Aux Editions JC Lattès, vient de paraître son dernier roman Otages.

AFDL : Bonjour Nina, je vous remercie sincèrement d’avoir accepté de répondre à mes questions. Qui êtes- vous Nina Bouraoui ?

Nina : Je suis une femme, écrivain, française, de père algérien. Je suis hantée par l’écriture. Elle est mon identité, depuis mon enfance. J’aime chaque livre qui va naître. La création m’équilibre, me rend libre. J’aime la vérité et je déteste le mensonge et la trahison. Je suis amoureuse de la Méditerranée, de l’été, des rochers d’où l’on plonge. Je suis constituée des rives du sud qui m’attachent à mon enfance en Algérie.

AFDL : Écrire, qu’est-ce que cela représente pour vous ?

Nina : Ecrire c’est se donner, sans compter, à l’écriture. C’est retrouver une lumière, des ombres. C’est restituer les bruissements ou les cris du monde. C’est dénoncer l’injustice et défendre les plus fragiles. C’est fixer la beauté quand elle n’est plus. Ecrire est une forme de résistance et un engagement. J’y vois l’une des réponses à la violence.

AFDL : Depuis quand écrivez-vous ?

Nina : J’ai toujours su que l’écriture serait mon destin. Ma part centrale, solaire. Dès l’âge de huit ans j’ai compris la liberté que pouvaient offrir les mots. J’ai commencé à vraiment écrire à l’âge de quinze ans, des nouvelles, puis à dix neuf ans j’ai commencé un roman (La voyeuse interdite), achevé quelques années plus tard, envoyé par la poste, retenu tout de suite par les éditions Gallimard. J’avais vingt quatre ans et recevais le Prix du livre Inter. Nous étions en 1991, c’est l’année de mon « entrée » officielle en littérature.

AFDL : Quand trouvez-vous le temps d’écrire ?

Nina : J’écris tous les jours et parfois la nuit. Je ne trouve pas le temps, il s’impose à moi. Un livre est une invasion et un rendez-vous amoureux. La grâce ne surgit qu’à force d’écrire.

AFDL : Quelles sont vos sources d’inspiration ?

Nina : La vie, le monde, la beauté, les hommes et les femmes,  mes aimés, mon enfance, la condition sociale, la peur, la condition des femmes, les forces obscures de mon inconscient et ma mémoire photographique.

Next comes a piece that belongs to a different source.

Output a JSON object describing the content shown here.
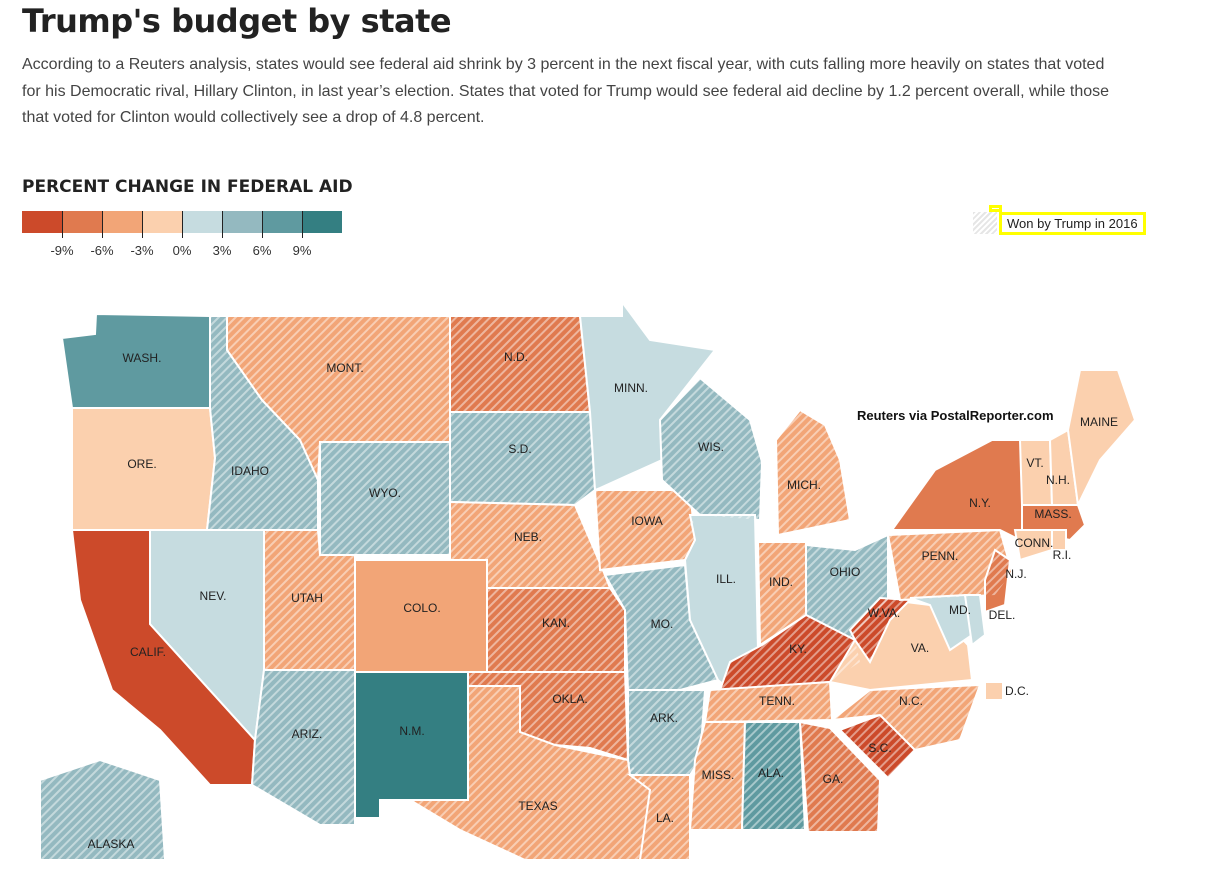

AFDL : Comment est né votre roman ?

Nina : Otages fut une commande du Paris des Femmes, festival de théâtre dédié aux femmes. Nous étions fin 2014, avant les mouvements sociaux, avant Me too.

Sylvie Meyer, mon héroïne s’est imposée à moi. Elle existait « en » moi. Je devais l’écrire, lui donner des mots, une voix, une parole, en tant que femme et en temps « qu’invisible ». La pièce a été jouée, lue, au théâtre des Mathurins, à l’Opéra de Vichy, chez Agnès Varda à Bonnieux, à Valence, à Lyon… En 2016 j’ai continué à l’écrire. Il manquait la jeunesse de Sylvie, sa part d’ombre qui explique sa violence.

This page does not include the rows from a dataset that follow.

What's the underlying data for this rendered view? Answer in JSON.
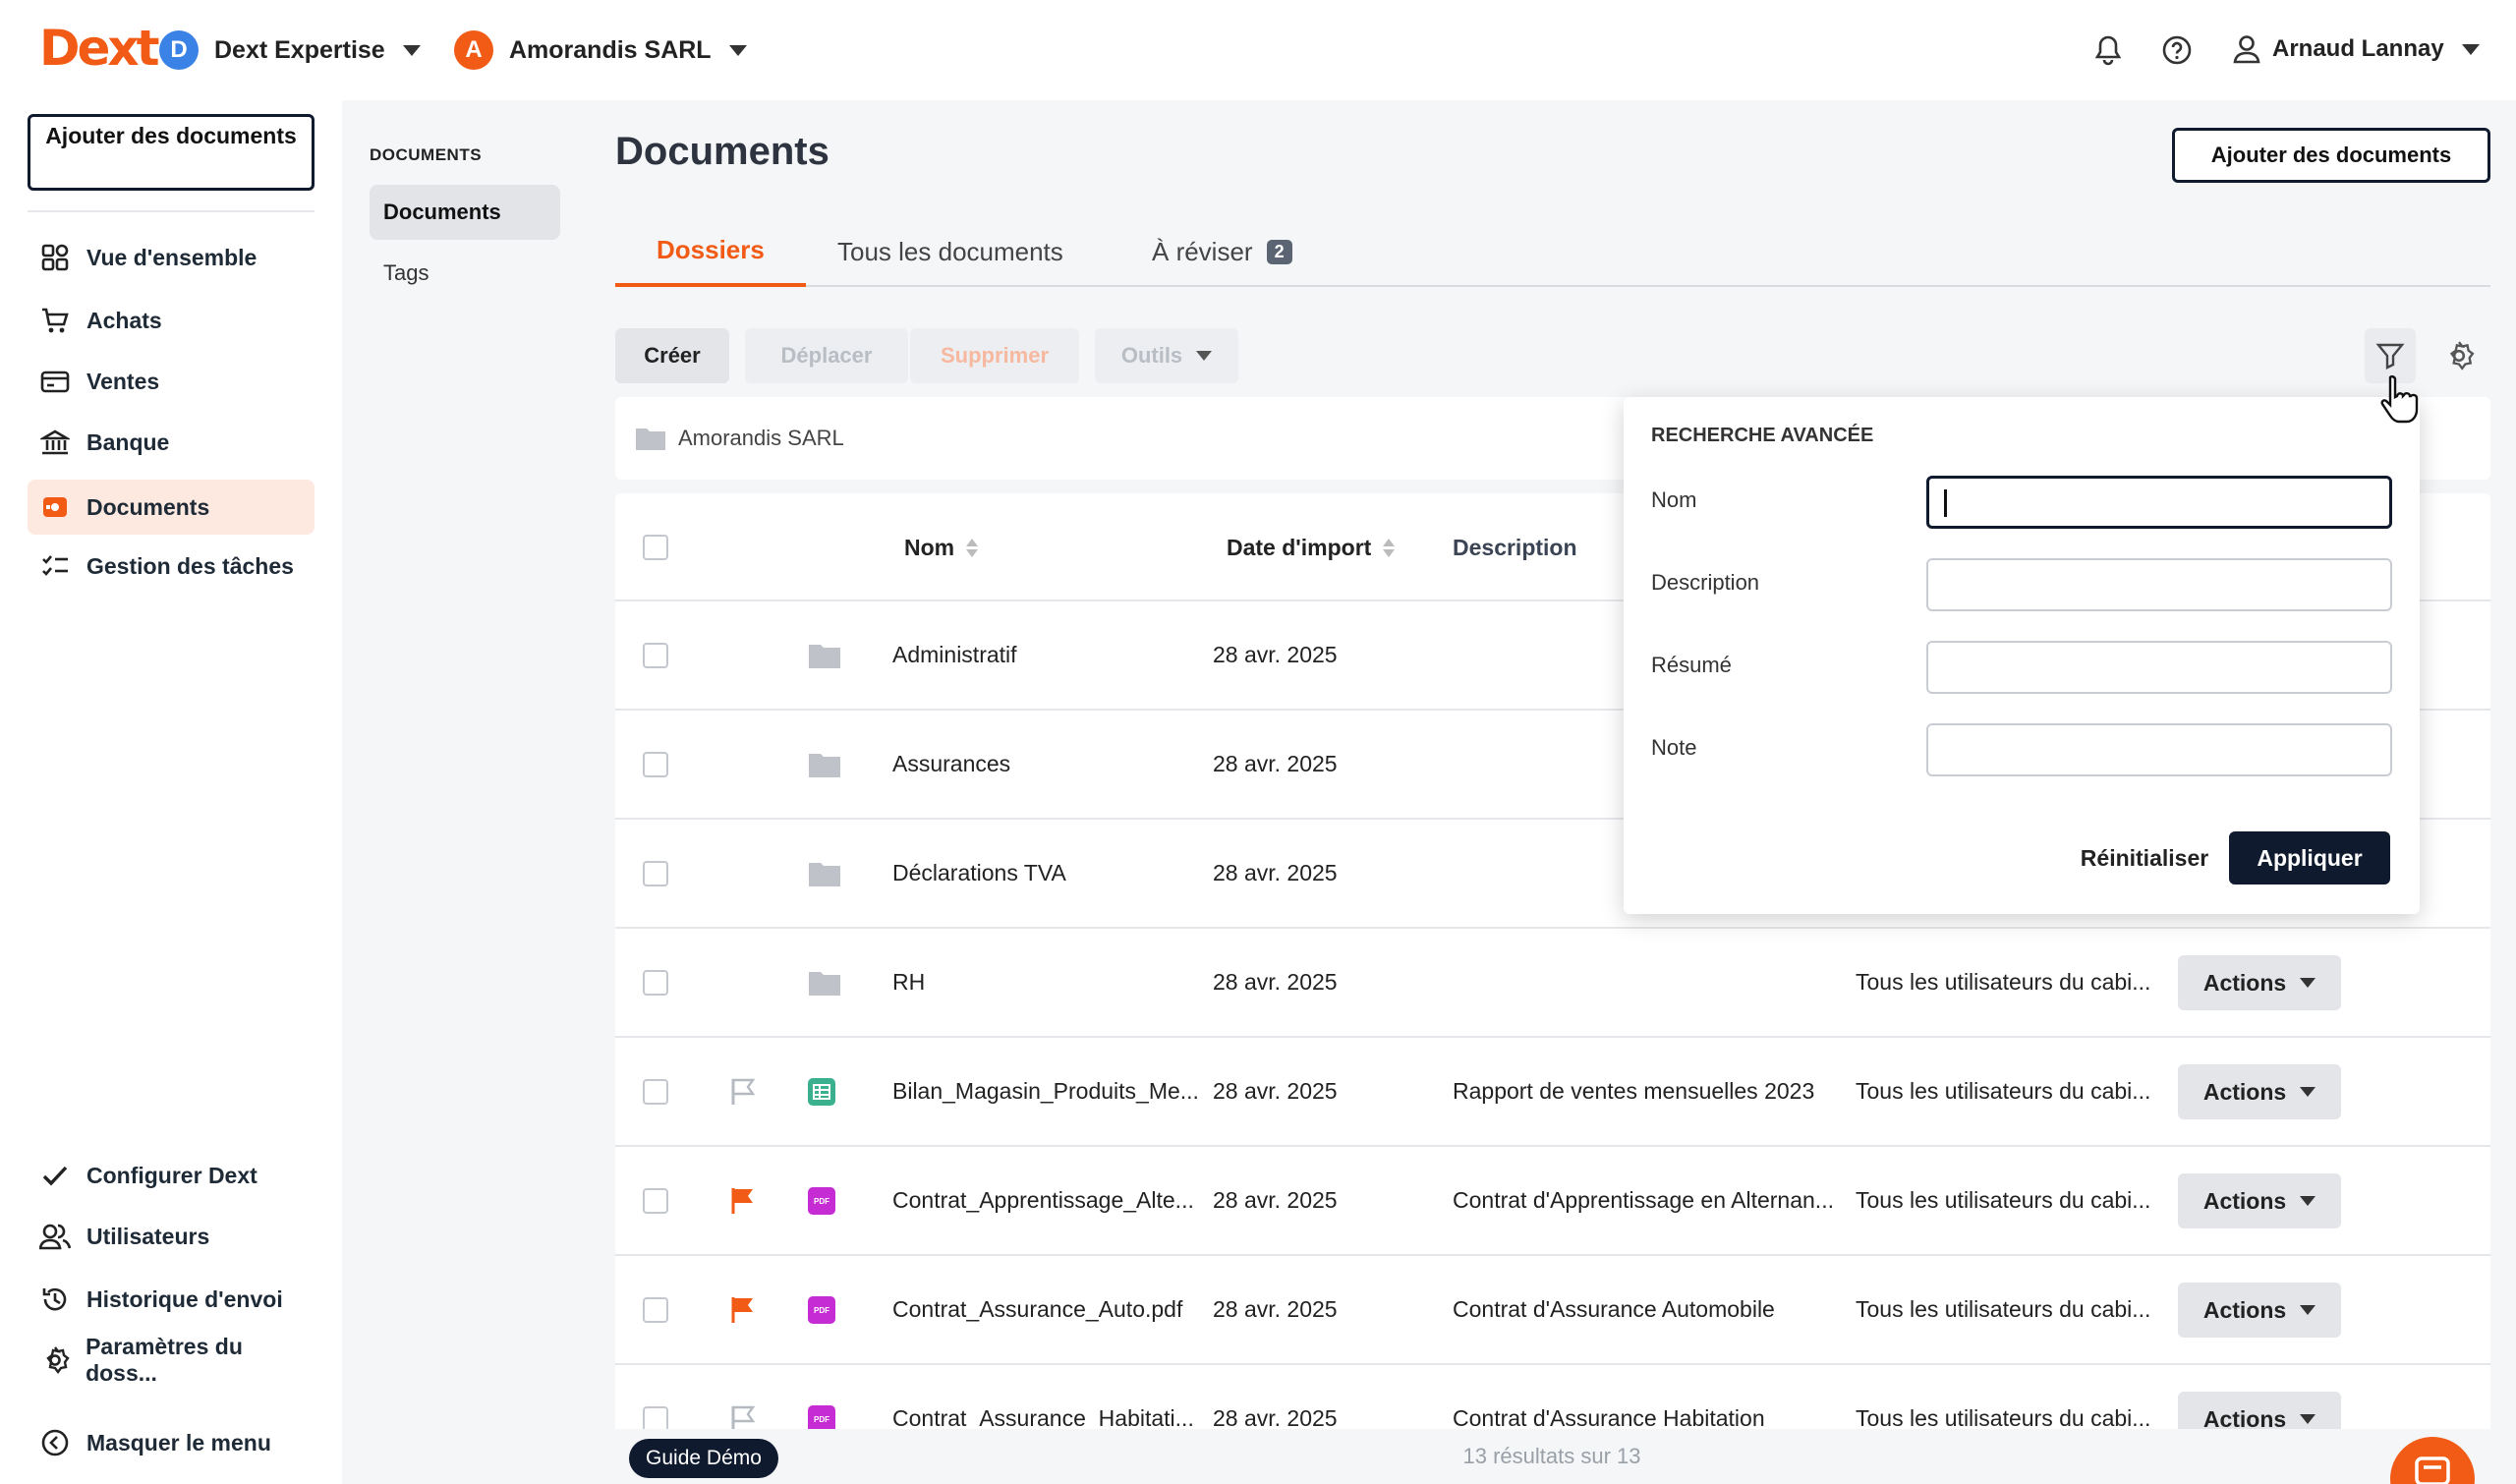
{
  "topbar": {
    "logo": "Dext",
    "org1": {
      "initial": "D",
      "name": "Dext Expertise",
      "color": "#3b82e6"
    },
    "org2": {
      "initial": "A",
      "name": "Amorandis SARL",
      "color": "#f25b16"
    },
    "user": "Arnaud Lannay"
  },
  "sidebar": {
    "add_button": "Ajouter des documents",
    "items": [
      {
        "label": "Vue d'ensemble",
        "icon": "dashboard-icon"
      },
      {
        "label": "Achats",
        "icon": "cart-icon"
      },
      {
        "label": "Ventes",
        "icon": "card-icon"
      },
      {
        "label": "Banque",
        "icon": "bank-icon"
      },
      {
        "label": "Documents",
        "icon": "documents-icon",
        "active": true
      },
      {
        "label": "Gestion des tâches",
        "icon": "tasks-icon"
      }
    ],
    "bottom_items": [
      {
        "label": "Configurer Dext",
        "icon": "check-icon"
      },
      {
        "label": "Utilisateurs",
        "icon": "users-icon"
      },
      {
        "label": "Historique d'envoi",
        "icon": "history-icon"
      },
      {
        "label": "Paramètres du doss...",
        "icon": "settings-icon"
      },
      {
        "label": "Masquer le menu",
        "icon": "collapse-icon"
      }
    ]
  },
  "subnav": {
    "header": "DOCUMENTS",
    "items": [
      "Documents",
      "Tags"
    ]
  },
  "main": {
    "title": "Documents",
    "add_docs": "Ajouter des documents",
    "tabs": [
      {
        "label": "Dossiers"
      },
      {
        "label": "Tous les documents"
      },
      {
        "label": "À réviser",
        "badge": "2"
      }
    ],
    "toolbar": {
      "create": "Créer",
      "move": "Déplacer",
      "delete": "Supprimer",
      "tools": "Outils"
    },
    "breadcrumb": "Amorandis SARL",
    "columns": {
      "name": "Nom",
      "date": "Date d'import",
      "description": "Description"
    },
    "rows": [
      {
        "name": "Administratif",
        "date": "28 avr. 2025",
        "description": "",
        "access": "",
        "type": "folder",
        "flag": "none",
        "actions": ""
      },
      {
        "name": "Assurances",
        "date": "28 avr. 2025",
        "description": "",
        "access": "",
        "type": "folder",
        "flag": "none",
        "actions": ""
      },
      {
        "name": "Déclarations TVA",
        "date": "28 avr. 2025",
        "description": "",
        "access": "",
        "type": "folder",
        "flag": "none",
        "actions": ""
      },
      {
        "name": "RH",
        "date": "28 avr. 2025",
        "description": "",
        "access": "Tous les utilisateurs du cabi...",
        "type": "folder",
        "flag": "none",
        "actions": "Actions"
      },
      {
        "name": "Bilan_Magasin_Produits_Me...",
        "date": "28 avr. 2025",
        "description": "Rapport de ventes mensuelles 2023",
        "access": "Tous les utilisateurs du cabi...",
        "type": "sheet",
        "flag": "outline",
        "actions": "Actions"
      },
      {
        "name": "Contrat_Apprentissage_Alte...",
        "date": "28 avr. 2025",
        "description": "Contrat d'Apprentissage en Alternan...",
        "access": "Tous les utilisateurs du cabi...",
        "type": "pdf",
        "flag": "filled",
        "actions": "Actions"
      },
      {
        "name": "Contrat_Assurance_Auto.pdf",
        "date": "28 avr. 2025",
        "description": "Contrat d'Assurance Automobile",
        "access": "Tous les utilisateurs du cabi...",
        "type": "pdf",
        "flag": "filled",
        "actions": "Actions"
      },
      {
        "name": "Contrat_Assurance_Habitati...",
        "date": "28 avr. 2025",
        "description": "Contrat d'Assurance Habitation",
        "access": "Tous les utilisateurs du cabi...",
        "type": "pdf",
        "flag": "outline",
        "actions": "Actions"
      }
    ],
    "footer": "13 résultats sur 13"
  },
  "advanced_search": {
    "title": "RECHERCHE AVANCÉE",
    "fields": [
      {
        "label": "Nom",
        "value": ""
      },
      {
        "label": "Description",
        "value": ""
      },
      {
        "label": "Résumé",
        "value": ""
      },
      {
        "label": "Note",
        "value": ""
      }
    ],
    "reset": "Réinitialiser",
    "apply": "Appliquer"
  },
  "guide": "Guide Démo",
  "colors": {
    "accent": "#f25b16",
    "dark": "#0f1a2e"
  }
}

AFDL : « Otages » est-il le reflet d’un mal-être social ?

Nina : Otages, de façon étrange dit le malaise économique et social de notre époque, de cette dernière année de conflit, entre les travailleurs et le gouvernement. Il dit aussi l’éternelle brisure des femmes : leur statut de proie, leur difficulté à se faire entendre, à se faire respecter. Otages embrasse toutes les violences et les complexités de notre époque. Les écrivains sont des sorciers. En 2014, j’ai senti, encore plus fort que d’habitude, je crois, la colère des travailleurs, le désespoir des femmes qui ont tant de mal à dire, à dénoncer, à se défendre.

AFDL : Ce roman est-il la dénonciation de ce que subissent les femmes ? Les violences répétées, la pression ?

Nina : La violence au travail est un constat. Les femmes la subissent comme les hommes, mais je crois que c’est une violence encore plus insidieuse, car le corps est toujours impliqué, comme l’intimité, la sexualité. Les forces négatives que l’on exerce sur les femmes ont toujours un lien avec le corps des femmes, ce corps tant de fois maltraité, violenté ou banni.

AFDL : Pensez-vous que les choses évoluent pour les femmes ?

Nina : Je crois que les femmes (notamment en France), brisent de plus en plus le silence, osent dire, se défendre, la parole n’est plus suspecte, elle est entendue et j’ai l’impression de plus en plus respectée. C’est d’ailleurs très instructif d’assister à la révolution par le langage. Les victimes sont aussi victimes, souvent, de leur propre silence. Des chaînes sont entrain de se briser, même si je pense que le chemin est encore long et les pièges nombreux.

AFDL : Avez-vous un petit rituel d’écriture ?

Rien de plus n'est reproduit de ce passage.